Before & After Photos (examples)
Patient 1 – Pre-operative Right Hip (Front View)
Patient 1 – Post-operative Right Hip (Front View)
Pre-operative Medical Evaluation
Prior to any surgical procedure, a medical evaluation is recommended. This evaluation is usually performed by a patient’s primary care physician, arranged in conjunction with our office.
Occasionally, medical concerns are identified that need attention and treatment prior to surgery. Patients with diabetes are of particular concern. There is substantial research to suggest that diabetic patients are at increased risk for complications. This increased risk can be reduced if the patient is compliant with their blood sugar control.

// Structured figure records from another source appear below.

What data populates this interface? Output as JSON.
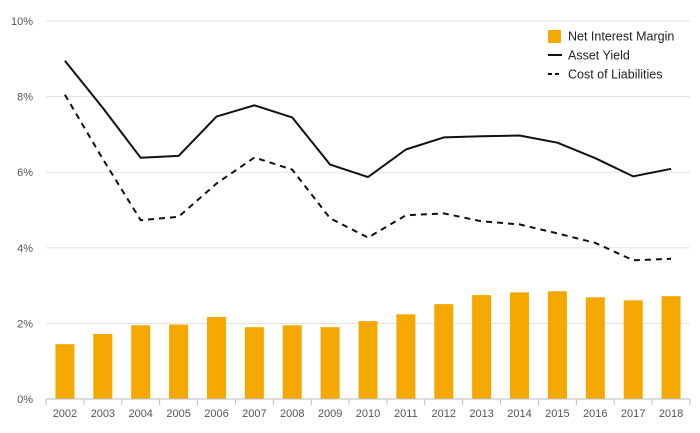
{
  "chart_data": {
    "type": "bar",
    "categories": [
      "2002",
      "2003",
      "2004",
      "2005",
      "2006",
      "2007",
      "2008",
      "2009",
      "2010",
      "2011",
      "2012",
      "2013",
      "2014",
      "2015",
      "2016",
      "2017",
      "2018"
    ],
    "series": [
      {
        "name": "Net Interest Margin",
        "kind": "bar",
        "style": "solid",
        "color": "#F5A800",
        "values": [
          1.45,
          1.72,
          1.95,
          1.97,
          2.17,
          1.9,
          1.95,
          1.9,
          2.06,
          2.24,
          2.51,
          2.75,
          2.82,
          2.85,
          2.69,
          2.61,
          2.72
        ]
      },
      {
        "name": "Asset Yield",
        "kind": "line",
        "style": "solid",
        "color": "#111111",
        "values": [
          8.95,
          7.7,
          6.38,
          6.43,
          7.47,
          7.77,
          7.45,
          6.2,
          5.87,
          6.6,
          6.92,
          6.95,
          6.97,
          6.78,
          6.37,
          5.89,
          6.09
        ]
      },
      {
        "name": "Cost of Liabilities",
        "kind": "line",
        "style": "dashed",
        "color": "#111111",
        "values": [
          8.05,
          6.35,
          4.73,
          4.82,
          5.7,
          6.39,
          6.07,
          4.78,
          4.27,
          4.86,
          4.91,
          4.7,
          4.62,
          4.38,
          4.13,
          3.67,
          3.71
        ]
      }
    ],
    "y_ticks": [
      "0%",
      "2%",
      "4%",
      "6%",
      "8%",
      "10%"
    ],
    "ylim": [
      0,
      10
    ],
    "grid": true,
    "legend_position": "top-right"
  }
}
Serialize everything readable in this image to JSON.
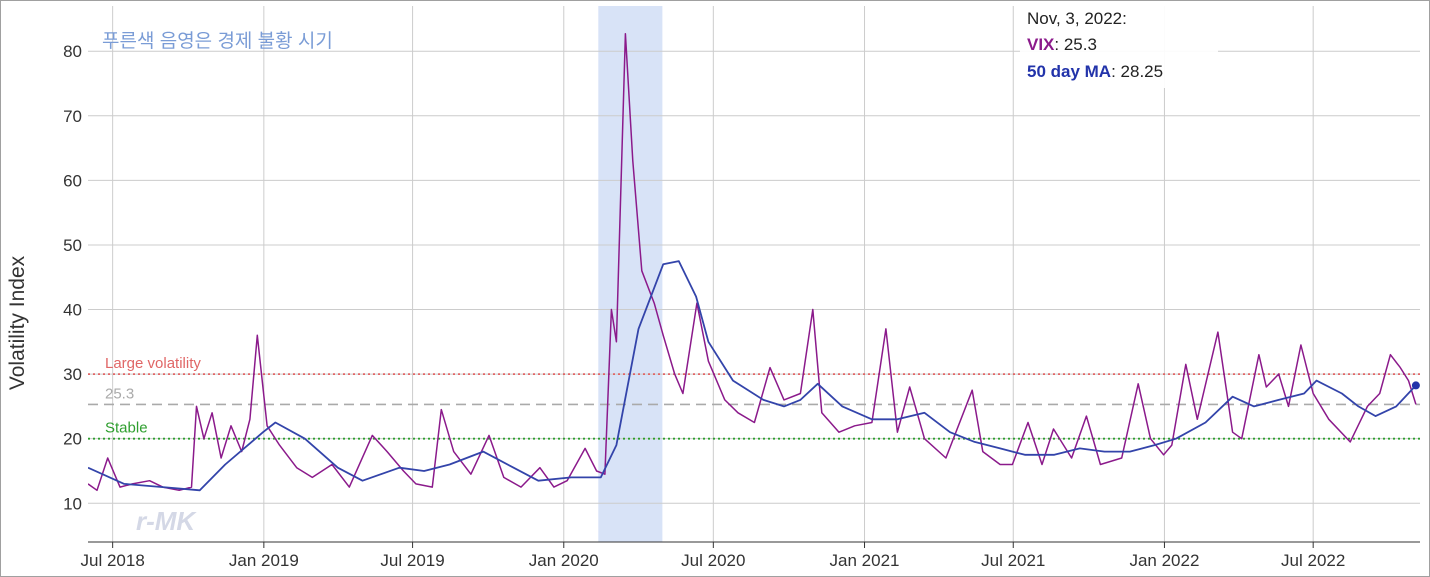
{
  "chart_data": {
    "type": "line",
    "title": "",
    "note": "푸른색 음영은 경제 불황 시기",
    "xlabel": "",
    "ylabel": "Volatility Index",
    "ylim": [
      4,
      87
    ],
    "yticks": [
      10,
      20,
      30,
      40,
      50,
      60,
      70,
      80
    ],
    "xlim": [
      "2018-06-01",
      "2022-11-08"
    ],
    "xticks": [
      {
        "date": "2018-07-01",
        "label": "Jul 2018"
      },
      {
        "date": "2019-01-01",
        "label": "Jan 2019"
      },
      {
        "date": "2019-07-01",
        "label": "Jul 2019"
      },
      {
        "date": "2020-01-01",
        "label": "Jan 2020"
      },
      {
        "date": "2020-07-01",
        "label": "Jul 2020"
      },
      {
        "date": "2021-01-01",
        "label": "Jan 2021"
      },
      {
        "date": "2021-07-01",
        "label": "Jul 2021"
      },
      {
        "date": "2022-01-01",
        "label": "Jan 2022"
      },
      {
        "date": "2022-07-01",
        "label": "Jul 2022"
      }
    ],
    "grid": true,
    "recession": {
      "start": "2020-02-12",
      "end": "2020-04-30"
    },
    "thresholds": [
      {
        "name": "Large volatility",
        "value": 30,
        "color": "#e06666"
      },
      {
        "name": "25.3",
        "value": 25.3,
        "color": "#aaaaaa"
      },
      {
        "name": "Stable",
        "value": 20,
        "color": "#2e9e2e"
      }
    ],
    "info": {
      "date": "Nov, 3, 2022:",
      "vix_name": "VIX",
      "vix_value": ": 25.3",
      "ma_name": "50 day MA",
      "ma_value": ": 28.25"
    },
    "watermark": "r-MK",
    "series": [
      {
        "name": "VIX",
        "color": "#8b1a8b",
        "points": [
          [
            "2018-06-01",
            13
          ],
          [
            "2018-06-12",
            12
          ],
          [
            "2018-06-25",
            17
          ],
          [
            "2018-07-10",
            12.5
          ],
          [
            "2018-07-25",
            13
          ],
          [
            "2018-08-15",
            13.5
          ],
          [
            "2018-08-31",
            12.5
          ],
          [
            "2018-09-20",
            12
          ],
          [
            "2018-10-05",
            12.5
          ],
          [
            "2018-10-11",
            25
          ],
          [
            "2018-10-20",
            20
          ],
          [
            "2018-10-30",
            24
          ],
          [
            "2018-11-10",
            17
          ],
          [
            "2018-11-22",
            22
          ],
          [
            "2018-12-05",
            18
          ],
          [
            "2018-12-15",
            23
          ],
          [
            "2018-12-24",
            36
          ],
          [
            "2019-01-05",
            22
          ],
          [
            "2019-01-20",
            19
          ],
          [
            "2019-02-10",
            15.5
          ],
          [
            "2019-03-01",
            14
          ],
          [
            "2019-03-25",
            16
          ],
          [
            "2019-04-15",
            12.5
          ],
          [
            "2019-05-13",
            20.5
          ],
          [
            "2019-05-31",
            18
          ],
          [
            "2019-06-20",
            15
          ],
          [
            "2019-07-05",
            13
          ],
          [
            "2019-07-25",
            12.5
          ],
          [
            "2019-08-05",
            24.5
          ],
          [
            "2019-08-20",
            18
          ],
          [
            "2019-09-10",
            14.5
          ],
          [
            "2019-10-02",
            20.5
          ],
          [
            "2019-10-20",
            14
          ],
          [
            "2019-11-10",
            12.5
          ],
          [
            "2019-12-03",
            15.5
          ],
          [
            "2019-12-20",
            12.5
          ],
          [
            "2020-01-05",
            13.5
          ],
          [
            "2020-01-27",
            18.5
          ],
          [
            "2020-02-10",
            15
          ],
          [
            "2020-02-20",
            14.5
          ],
          [
            "2020-02-28",
            40
          ],
          [
            "2020-03-05",
            35
          ],
          [
            "2020-03-16",
            82.7
          ],
          [
            "2020-03-25",
            63
          ],
          [
            "2020-04-05",
            46
          ],
          [
            "2020-04-20",
            41
          ],
          [
            "2020-05-01",
            36
          ],
          [
            "2020-05-15",
            30
          ],
          [
            "2020-05-25",
            27
          ],
          [
            "2020-06-11",
            41
          ],
          [
            "2020-06-25",
            32
          ],
          [
            "2020-07-15",
            26
          ],
          [
            "2020-07-31",
            24
          ],
          [
            "2020-08-20",
            22.5
          ],
          [
            "2020-09-08",
            31
          ],
          [
            "2020-09-25",
            26
          ],
          [
            "2020-10-15",
            27
          ],
          [
            "2020-10-30",
            40
          ],
          [
            "2020-11-10",
            24
          ],
          [
            "2020-12-01",
            21
          ],
          [
            "2020-12-20",
            22
          ],
          [
            "2021-01-10",
            22.5
          ],
          [
            "2021-01-27",
            37
          ],
          [
            "2021-02-10",
            21
          ],
          [
            "2021-02-25",
            28
          ],
          [
            "2021-03-15",
            20
          ],
          [
            "2021-04-10",
            17
          ],
          [
            "2021-05-12",
            27.5
          ],
          [
            "2021-05-25",
            18
          ],
          [
            "2021-06-15",
            16
          ],
          [
            "2021-06-30",
            16
          ],
          [
            "2021-07-19",
            22.5
          ],
          [
            "2021-08-05",
            16
          ],
          [
            "2021-08-19",
            21.5
          ],
          [
            "2021-09-10",
            17
          ],
          [
            "2021-09-28",
            23.5
          ],
          [
            "2021-10-15",
            16
          ],
          [
            "2021-11-10",
            17
          ],
          [
            "2021-11-30",
            28.5
          ],
          [
            "2021-12-15",
            20
          ],
          [
            "2021-12-31",
            17.5
          ],
          [
            "2022-01-10",
            19
          ],
          [
            "2022-01-27",
            31.5
          ],
          [
            "2022-02-10",
            23
          ],
          [
            "2022-03-07",
            36.5
          ],
          [
            "2022-03-25",
            21
          ],
          [
            "2022-04-05",
            20
          ],
          [
            "2022-04-26",
            33
          ],
          [
            "2022-05-05",
            28
          ],
          [
            "2022-05-20",
            30
          ],
          [
            "2022-06-01",
            25
          ],
          [
            "2022-06-16",
            34.5
          ],
          [
            "2022-07-01",
            27
          ],
          [
            "2022-07-20",
            23
          ],
          [
            "2022-08-15",
            19.5
          ],
          [
            "2022-09-05",
            25
          ],
          [
            "2022-09-20",
            27
          ],
          [
            "2022-10-03",
            33
          ],
          [
            "2022-10-15",
            31
          ],
          [
            "2022-10-25",
            29
          ],
          [
            "2022-11-03",
            25.3
          ]
        ]
      },
      {
        "name": "50 day MA",
        "color": "#3344aa",
        "points": [
          [
            "2018-06-01",
            15.5
          ],
          [
            "2018-07-15",
            13
          ],
          [
            "2018-08-31",
            12.5
          ],
          [
            "2018-10-15",
            12
          ],
          [
            "2018-11-15",
            16
          ],
          [
            "2018-12-31",
            21
          ],
          [
            "2019-01-15",
            22.5
          ],
          [
            "2019-02-20",
            20
          ],
          [
            "2019-04-01",
            15.5
          ],
          [
            "2019-05-01",
            13.5
          ],
          [
            "2019-06-15",
            15.5
          ],
          [
            "2019-07-15",
            15
          ],
          [
            "2019-08-15",
            16
          ],
          [
            "2019-09-25",
            18
          ],
          [
            "2019-11-01",
            15.5
          ],
          [
            "2019-12-01",
            13.5
          ],
          [
            "2020-01-10",
            14
          ],
          [
            "2020-02-15",
            14
          ],
          [
            "2020-03-05",
            19
          ],
          [
            "2020-04-01",
            37
          ],
          [
            "2020-05-01",
            47
          ],
          [
            "2020-05-20",
            47.5
          ],
          [
            "2020-06-10",
            42
          ],
          [
            "2020-06-25",
            35
          ],
          [
            "2020-07-25",
            29
          ],
          [
            "2020-08-31",
            26
          ],
          [
            "2020-09-25",
            25
          ],
          [
            "2020-10-15",
            26
          ],
          [
            "2020-11-05",
            28.5
          ],
          [
            "2020-12-05",
            25
          ],
          [
            "2021-01-10",
            23
          ],
          [
            "2021-02-10",
            23
          ],
          [
            "2021-03-15",
            24
          ],
          [
            "2021-04-15",
            21
          ],
          [
            "2021-05-15",
            19.5
          ],
          [
            "2021-06-15",
            18.5
          ],
          [
            "2021-07-15",
            17.5
          ],
          [
            "2021-08-20",
            17.5
          ],
          [
            "2021-09-20",
            18.5
          ],
          [
            "2021-10-20",
            18
          ],
          [
            "2021-11-20",
            18
          ],
          [
            "2021-12-20",
            19
          ],
          [
            "2022-01-15",
            20
          ],
          [
            "2022-02-20",
            22.5
          ],
          [
            "2022-03-25",
            26.5
          ],
          [
            "2022-04-20",
            25
          ],
          [
            "2022-05-20",
            26
          ],
          [
            "2022-06-20",
            27
          ],
          [
            "2022-07-05",
            29
          ],
          [
            "2022-08-05",
            27
          ],
          [
            "2022-08-25",
            25
          ],
          [
            "2022-09-15",
            23.5
          ],
          [
            "2022-10-10",
            25
          ],
          [
            "2022-11-03",
            28.25
          ]
        ]
      }
    ]
  }
}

Obesity is another medical challenge for some patients. Obesity is defined based on a patients’ “Body Mass Index” or BMI for short. A BMI over 40 increases the risk for infection after joint replacement surgery. If a patient is unsuccessful, through a combination of diet and exercise, at losing weight to get their BMI below 40, bariatic surgery may need to be considered.
Patients with underlying lung, heart, kidney or liver problems may need consultation with a specialist in one or more of these areas prior to surgery. Further testing may be needed depending on a patient’s individual circumstance.
Tobacco use is another cause of concern. Smoking have been shown to increase the risk of complications after many orthopaedic surgeries, including joint replacement and spinal surgery. The best advice is for the patient to stop smoking. Help from your primary care physician can be obtained to assist in this goal.
Our goal is to minimize the risks associated with surgery – this includes reducing the medical risks that our patients may be exposed to.